Appendix A — Unsupervised Learning

In this chapter, we will introduce some unsupervised learning methods that are commonly used in machine learning.

A.1 K-means Clustering

K-means is a method that is used for finding clusters in a set of unlabeled data meaning that it is an unsupervised learning method. For the algorithm to work, one has to choose a fixed number of clusters \(K\) for which the algorithm will then try to find the cluster centers (i.e., the means) using an iterative procedure. The basic algorithm proceeds as follows given a set of initial guesses for the \(K\) cluster centers:

Assign each data point to the nearest cluster center
Recompute the cluster centers as the mean of the data points assigned to each cluster

The algorithm iterates over these two steps until the cluster centers do not change or the change is below a certain threshold. As an initial guess, one can use, for example, \(K\) randomly chosen observations as cluster centers.

We need some measure of disimilarity (or distance) to assign data points to the nearest cluster center. The most common choice is the Euclidean distance. The squared Euclidean distance between two points \(x\) and \(y\) in \(p\)-dimensional space is defined as

\[d(x_i, x_j) = \sum_{n=1}^p (x_{in} - x_{jn})^2=\lVert x_i - x_j \rVert^2\]

where \(x_{in}\) and \(x_{jn}\) are the \(n\)-th feature of the \(i\)-th and \(j\)-th observation in our dataset, respectively.

The objective function of the K-means algorithm is to minimize the sum of squared distances between the data points and their respective cluster centers

\[\min_{C, \{m_k\}_{k=1}^K}\sum_{k=1}^K \sum_{C(i)=k} \lVert x_i - m_k \rVert^2\]

where second sum sums up over all elements \(i\) in cluster \(k\) and \(\mu_k\) is the cluster center of cluster \(k\).

The K-means algorithm is sensitive to the initial choice of cluster centers. To mitigate this, one can run the algorithm multiple times with different initial guesses and choose the solution with the smallest objective function value.

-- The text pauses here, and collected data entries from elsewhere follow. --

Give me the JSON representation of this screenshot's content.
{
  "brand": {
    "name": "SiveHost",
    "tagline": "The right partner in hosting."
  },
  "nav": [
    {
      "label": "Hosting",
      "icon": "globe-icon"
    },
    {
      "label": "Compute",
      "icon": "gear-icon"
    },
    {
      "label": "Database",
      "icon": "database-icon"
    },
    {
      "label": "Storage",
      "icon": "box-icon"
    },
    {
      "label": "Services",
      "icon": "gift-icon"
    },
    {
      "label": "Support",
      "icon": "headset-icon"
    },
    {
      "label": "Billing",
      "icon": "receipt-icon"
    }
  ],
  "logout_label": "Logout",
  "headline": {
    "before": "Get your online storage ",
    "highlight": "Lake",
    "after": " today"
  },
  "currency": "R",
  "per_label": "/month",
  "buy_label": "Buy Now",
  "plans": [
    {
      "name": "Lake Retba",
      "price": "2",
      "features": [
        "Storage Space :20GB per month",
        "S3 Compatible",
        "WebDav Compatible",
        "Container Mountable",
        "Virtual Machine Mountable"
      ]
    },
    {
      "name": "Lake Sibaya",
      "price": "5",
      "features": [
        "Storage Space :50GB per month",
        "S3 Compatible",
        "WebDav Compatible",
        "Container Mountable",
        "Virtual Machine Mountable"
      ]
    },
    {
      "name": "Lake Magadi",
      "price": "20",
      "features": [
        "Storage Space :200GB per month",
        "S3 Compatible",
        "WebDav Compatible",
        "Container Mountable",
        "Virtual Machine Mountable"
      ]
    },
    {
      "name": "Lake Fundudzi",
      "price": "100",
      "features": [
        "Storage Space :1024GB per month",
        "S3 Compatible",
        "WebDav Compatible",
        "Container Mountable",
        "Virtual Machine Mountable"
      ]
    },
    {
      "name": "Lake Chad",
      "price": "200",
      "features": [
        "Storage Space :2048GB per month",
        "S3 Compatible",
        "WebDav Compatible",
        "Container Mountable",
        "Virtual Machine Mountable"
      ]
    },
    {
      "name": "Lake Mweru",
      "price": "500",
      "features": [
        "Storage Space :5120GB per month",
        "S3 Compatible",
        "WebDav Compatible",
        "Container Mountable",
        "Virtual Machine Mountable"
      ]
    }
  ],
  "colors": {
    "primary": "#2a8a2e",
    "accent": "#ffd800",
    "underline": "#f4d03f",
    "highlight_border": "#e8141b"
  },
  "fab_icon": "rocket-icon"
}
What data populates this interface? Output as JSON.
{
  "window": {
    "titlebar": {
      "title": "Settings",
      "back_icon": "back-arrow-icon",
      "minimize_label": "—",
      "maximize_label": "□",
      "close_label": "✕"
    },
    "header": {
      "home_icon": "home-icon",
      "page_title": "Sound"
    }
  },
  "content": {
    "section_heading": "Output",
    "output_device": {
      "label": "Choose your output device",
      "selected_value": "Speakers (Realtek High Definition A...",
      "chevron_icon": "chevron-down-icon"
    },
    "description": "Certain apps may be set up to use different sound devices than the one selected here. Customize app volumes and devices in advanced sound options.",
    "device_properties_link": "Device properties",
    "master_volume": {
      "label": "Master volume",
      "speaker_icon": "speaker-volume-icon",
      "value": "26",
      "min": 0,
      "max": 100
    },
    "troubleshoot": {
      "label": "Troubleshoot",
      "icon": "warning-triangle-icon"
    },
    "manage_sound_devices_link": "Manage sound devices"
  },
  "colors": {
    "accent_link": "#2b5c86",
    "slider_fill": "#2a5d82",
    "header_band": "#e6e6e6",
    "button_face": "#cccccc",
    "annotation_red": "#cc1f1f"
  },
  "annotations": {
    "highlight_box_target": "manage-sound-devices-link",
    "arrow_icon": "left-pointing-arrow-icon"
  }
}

The scale of the data can also have an impact on the clustering results. Therefore, it is often recommended to standardize the data before applying the K-means algorithm. Furthermore, the Euclidean distance is not well suited for binary or categorical data. Therefore, one should only use the K-means algorithm for continuous data.

How to choose the number of clusters \(K\)? One can use the so-called elbow method to find a suitable number of clusters. The elbow method plots the sum of squared distances (i.e., the objective function of K-means) for different \(K\). The idea is to choose the number of clusters at the “elbow” of the curve, i.e., the point where the curve starts to flatten out. Note that the curve starts to flatten out when adding more clusters does not significantly reduce the sum of squared distances anymore. This usually happens to be the case when the number of clusters exceeds the “true” number of clusters in the data. However, this is just a heuristic and it might not always be easy to identify the “elbow” in the curve.

Figure A.1: K-Means Clusters and Elbow Method

Figure A.1 shows an example of the K-means clustering algorithm applied to a dataset with 3 clusters. The left-hand side shows the clusters found by the K-means algorithm, while the right-hand side shows the elbow method to find the optimal number of clusters. The elbow method suggests that the optimal number of clusters is 3, which is the true number of clusters in the dataset.